Austen’s use of dance, however, goes beyond describing emotional states to actually developing character, just as Shakespeare’s sonnet sequence develops different personalities.  Elton’s actions to Harriet cement his dislikable persona. “For sweetest things turn sourest by their deeds;/Lilies that fester smell far worse than weeds,” (“94” 13-14), and thus by his actions, Mr. Elton, once admired, completely fell from grace.  In contrast, Mr. Knightley, who offers Harriet his hand (Emma 295) saves her from shame.  His response at the dance highlights his true, compassionate nature, as Elton’s reveal his base, ungentlemanly self.  The movie Emma expands on this scene.  Paltrow moves from feeling anxiety at Harriet’s plight to sighing with contentment as Knightley leads Harriet to their circle.  Paltrow reaches out to Harriet as she passes her and smiles blessingly on Knightley when they face each other. The gentle physical signs reinforce the important actions the dance inspires in the characters.  The A&E version of Pride and Prejudice plays up the foolishness of Lydia and Kitty by showing their passion for dancing.  Twice in Volume II of the set, Lydia pulls Wickham away from Elizabeth to dance.  She also interrupts the dinner given at the Netherfield ball by dancing in and loudly disrupting the room.  This careless, self-gratifying behavior is drawn from the book, which often points out how the younger sisters were indeed shallow and indecorous.  “Catherine and Lydia had been fortunate enough to be never without partners, which is all they had yet learnt to care for at a ball,”(Pride 7).  Lydia’s thoughtlessness, developed by dance, leads her into her foolish elopement.  Similarly, Miss Bingley’s reaction to dance, scorn, reflects on her ill temper.  “I should like balls infinitely better… if they were carried on in a different manner; but there is something insufferably tedious in the usual process of such a meeting,” (Pride 37), she says, in a vain attempt to align herself with Darcy.  She is unable to find enjoyment in anything that makes others happy, and her ugly side does not go unnoticed by Darcy.  Thus Austen uses dance as a way of reveal much more than principle characters’ emotions; dance also illuminates characteristics and values.  It can help restrained characters demonstrate their feelings or bring those less prudent characters into the light of their own folly.

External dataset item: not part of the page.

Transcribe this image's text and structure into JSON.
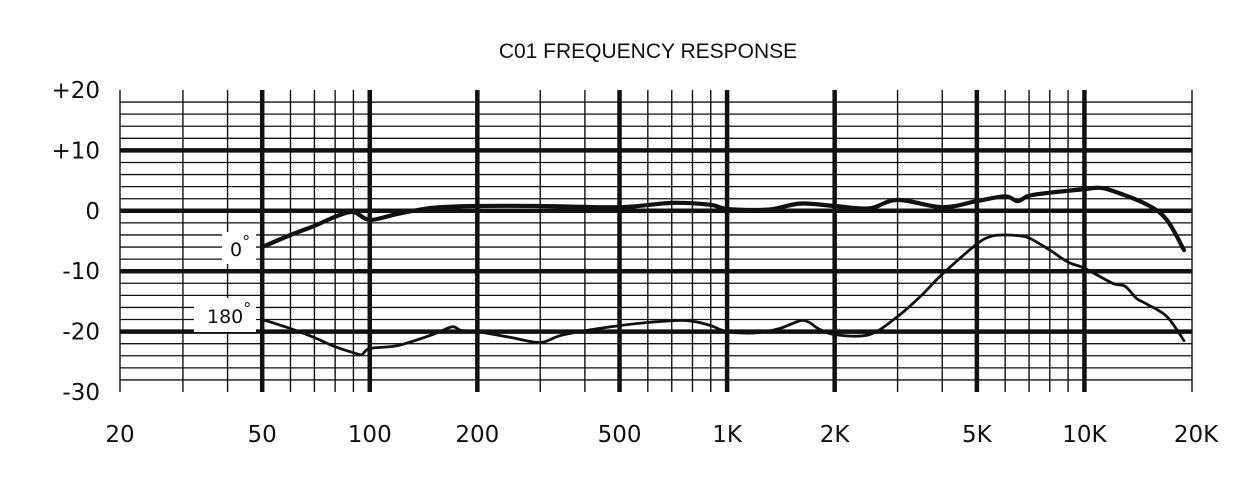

Dancing or not dancing, with life mates or mistakes, is one of Austen's most enlightening and ironic tools for developing her stories and her characters.  Dances are places to show emotions that must often be masked in a restrictive society or by a reserved personality; they are also moments for polite insults, and chances reveal personalities.  Austen uses the limits of the formal setting to expand on her characters.  Her elegant use of the dance is as articulate, skillful, and clever as a Shakespearean sonnet.  And, like the sonnets, through her wit she touches the souls of her character and her readers.